10.1016/j.ccell.2021.01.006

PMID

33577785

PMCID

PMC8044053

PubMedCentral® Posted Date

4-12-2022

PubMedCentral® Full Text Version

Author MSS

Published Open-Access

yes

Keywords

Brain Neoplasms, Computational Biology, Glioblastoma, Humans, Metabolomics, Mutation, Phospholipase C gamma, Phosphorylation, Protein Tyrosine Phosphatase, Non-Receptor Type 11, Proteogenomics, Proteomics

Abstract

Glioblastoma (GBM) is the most aggressive nervous system cancer.

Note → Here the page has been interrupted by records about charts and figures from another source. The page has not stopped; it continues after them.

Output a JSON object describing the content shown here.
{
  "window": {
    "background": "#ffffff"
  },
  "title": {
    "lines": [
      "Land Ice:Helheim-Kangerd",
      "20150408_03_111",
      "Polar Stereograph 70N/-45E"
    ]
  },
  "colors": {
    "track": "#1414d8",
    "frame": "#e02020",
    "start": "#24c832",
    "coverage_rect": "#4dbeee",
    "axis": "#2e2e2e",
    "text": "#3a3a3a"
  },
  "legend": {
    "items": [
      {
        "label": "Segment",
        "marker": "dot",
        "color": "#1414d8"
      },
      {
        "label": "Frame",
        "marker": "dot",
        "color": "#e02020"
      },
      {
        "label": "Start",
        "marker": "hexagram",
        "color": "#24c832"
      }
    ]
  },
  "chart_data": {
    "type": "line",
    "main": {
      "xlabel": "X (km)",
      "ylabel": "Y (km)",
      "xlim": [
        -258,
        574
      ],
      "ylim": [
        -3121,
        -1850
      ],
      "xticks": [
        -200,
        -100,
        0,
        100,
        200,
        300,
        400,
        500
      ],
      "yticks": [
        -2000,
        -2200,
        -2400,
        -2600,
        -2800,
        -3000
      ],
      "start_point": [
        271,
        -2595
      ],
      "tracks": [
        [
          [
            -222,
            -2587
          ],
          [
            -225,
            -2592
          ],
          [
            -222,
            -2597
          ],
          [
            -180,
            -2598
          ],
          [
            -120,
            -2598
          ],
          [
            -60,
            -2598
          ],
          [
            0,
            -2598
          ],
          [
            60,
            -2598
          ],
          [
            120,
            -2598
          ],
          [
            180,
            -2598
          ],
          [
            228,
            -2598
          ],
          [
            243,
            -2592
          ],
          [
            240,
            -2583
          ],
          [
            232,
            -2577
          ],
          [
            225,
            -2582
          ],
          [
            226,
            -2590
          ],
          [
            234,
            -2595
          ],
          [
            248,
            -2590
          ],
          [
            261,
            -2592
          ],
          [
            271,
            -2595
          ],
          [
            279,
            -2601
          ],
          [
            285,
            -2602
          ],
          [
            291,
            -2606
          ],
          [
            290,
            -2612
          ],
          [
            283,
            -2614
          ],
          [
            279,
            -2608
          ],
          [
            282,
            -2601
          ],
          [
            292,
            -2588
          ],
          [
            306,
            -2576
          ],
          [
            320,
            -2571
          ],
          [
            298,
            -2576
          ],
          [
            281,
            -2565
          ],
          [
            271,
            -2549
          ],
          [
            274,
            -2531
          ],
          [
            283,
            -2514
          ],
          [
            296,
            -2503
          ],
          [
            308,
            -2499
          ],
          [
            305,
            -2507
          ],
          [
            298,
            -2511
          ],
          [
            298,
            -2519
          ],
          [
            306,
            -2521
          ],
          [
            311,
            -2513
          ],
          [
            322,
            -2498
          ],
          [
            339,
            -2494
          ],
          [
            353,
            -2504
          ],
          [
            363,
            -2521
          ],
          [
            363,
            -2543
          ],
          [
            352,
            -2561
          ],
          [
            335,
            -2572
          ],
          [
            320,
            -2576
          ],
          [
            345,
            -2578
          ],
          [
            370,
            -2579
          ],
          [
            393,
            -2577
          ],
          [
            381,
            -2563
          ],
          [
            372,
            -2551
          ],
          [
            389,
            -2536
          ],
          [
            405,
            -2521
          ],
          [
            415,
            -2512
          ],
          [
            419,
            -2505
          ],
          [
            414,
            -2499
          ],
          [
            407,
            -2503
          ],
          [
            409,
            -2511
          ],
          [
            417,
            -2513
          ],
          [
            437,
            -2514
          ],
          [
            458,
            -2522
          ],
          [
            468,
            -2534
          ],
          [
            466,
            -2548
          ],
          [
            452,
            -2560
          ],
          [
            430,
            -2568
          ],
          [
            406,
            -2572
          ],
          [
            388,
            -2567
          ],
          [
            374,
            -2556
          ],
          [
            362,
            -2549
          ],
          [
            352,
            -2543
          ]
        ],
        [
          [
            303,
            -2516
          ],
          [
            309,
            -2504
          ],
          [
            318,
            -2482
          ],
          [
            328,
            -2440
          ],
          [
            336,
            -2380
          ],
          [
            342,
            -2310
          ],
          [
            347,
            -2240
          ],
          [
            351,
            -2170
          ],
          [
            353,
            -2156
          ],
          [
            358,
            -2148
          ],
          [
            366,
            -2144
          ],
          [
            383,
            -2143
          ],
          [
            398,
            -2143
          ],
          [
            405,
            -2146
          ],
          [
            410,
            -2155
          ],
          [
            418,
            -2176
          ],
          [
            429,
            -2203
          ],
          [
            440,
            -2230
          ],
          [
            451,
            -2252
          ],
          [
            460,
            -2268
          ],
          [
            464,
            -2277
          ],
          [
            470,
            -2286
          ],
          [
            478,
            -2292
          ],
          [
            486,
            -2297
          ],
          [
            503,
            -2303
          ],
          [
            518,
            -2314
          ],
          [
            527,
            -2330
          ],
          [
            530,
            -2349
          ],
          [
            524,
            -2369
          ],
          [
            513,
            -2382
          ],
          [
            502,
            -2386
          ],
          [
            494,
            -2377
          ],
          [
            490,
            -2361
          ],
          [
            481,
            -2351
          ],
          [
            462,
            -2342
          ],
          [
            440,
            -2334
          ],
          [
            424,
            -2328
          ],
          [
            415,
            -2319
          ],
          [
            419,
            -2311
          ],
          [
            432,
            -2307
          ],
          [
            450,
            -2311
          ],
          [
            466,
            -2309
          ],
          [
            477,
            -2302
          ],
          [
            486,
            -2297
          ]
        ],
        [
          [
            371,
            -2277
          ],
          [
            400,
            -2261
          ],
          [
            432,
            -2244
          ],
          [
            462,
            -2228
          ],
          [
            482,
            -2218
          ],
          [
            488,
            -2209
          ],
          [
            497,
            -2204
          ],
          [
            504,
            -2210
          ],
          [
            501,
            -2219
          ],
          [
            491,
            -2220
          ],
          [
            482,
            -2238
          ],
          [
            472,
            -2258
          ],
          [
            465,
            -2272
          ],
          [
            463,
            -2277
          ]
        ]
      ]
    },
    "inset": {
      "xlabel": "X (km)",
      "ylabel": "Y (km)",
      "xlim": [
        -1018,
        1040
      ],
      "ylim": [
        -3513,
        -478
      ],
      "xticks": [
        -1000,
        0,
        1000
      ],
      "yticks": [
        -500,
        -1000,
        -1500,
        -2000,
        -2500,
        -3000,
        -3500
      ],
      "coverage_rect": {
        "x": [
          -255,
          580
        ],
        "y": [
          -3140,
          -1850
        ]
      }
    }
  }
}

Understanding its molecular pathogenesis is crucial to improving diagnosis and treatment. Integrated analysis of genomic, proteomic, post-translational modification and metabolomic data on 99 treatment-naive GBMs provides insights to GBM biology. We identify key phosphorylation events (e.g., phosphorylated PTPN11 and PLCG1) as potential switches mediating oncogenic pathway activation, as well as potential targets for EGFR-, TP53-, and RB1-altered tumors. Immune subtypes with distinct immune cell types are discovered using bulk omics methodologies, validated by snRNA-seq, and correlated with specific expression and histone acetylation patterns. Histone H2B acetylation in classical-like and immune-low GBM is driven largely by BRDs, CREBBP, and EP300. Integrated metabolomic and proteomic data identify specific lipid distributions across subtypes and distinct global metabolic changes in IDH-mutated tumors. This work highlights biological relationships that could contribute to stratification of GBM patients for more effective treatment.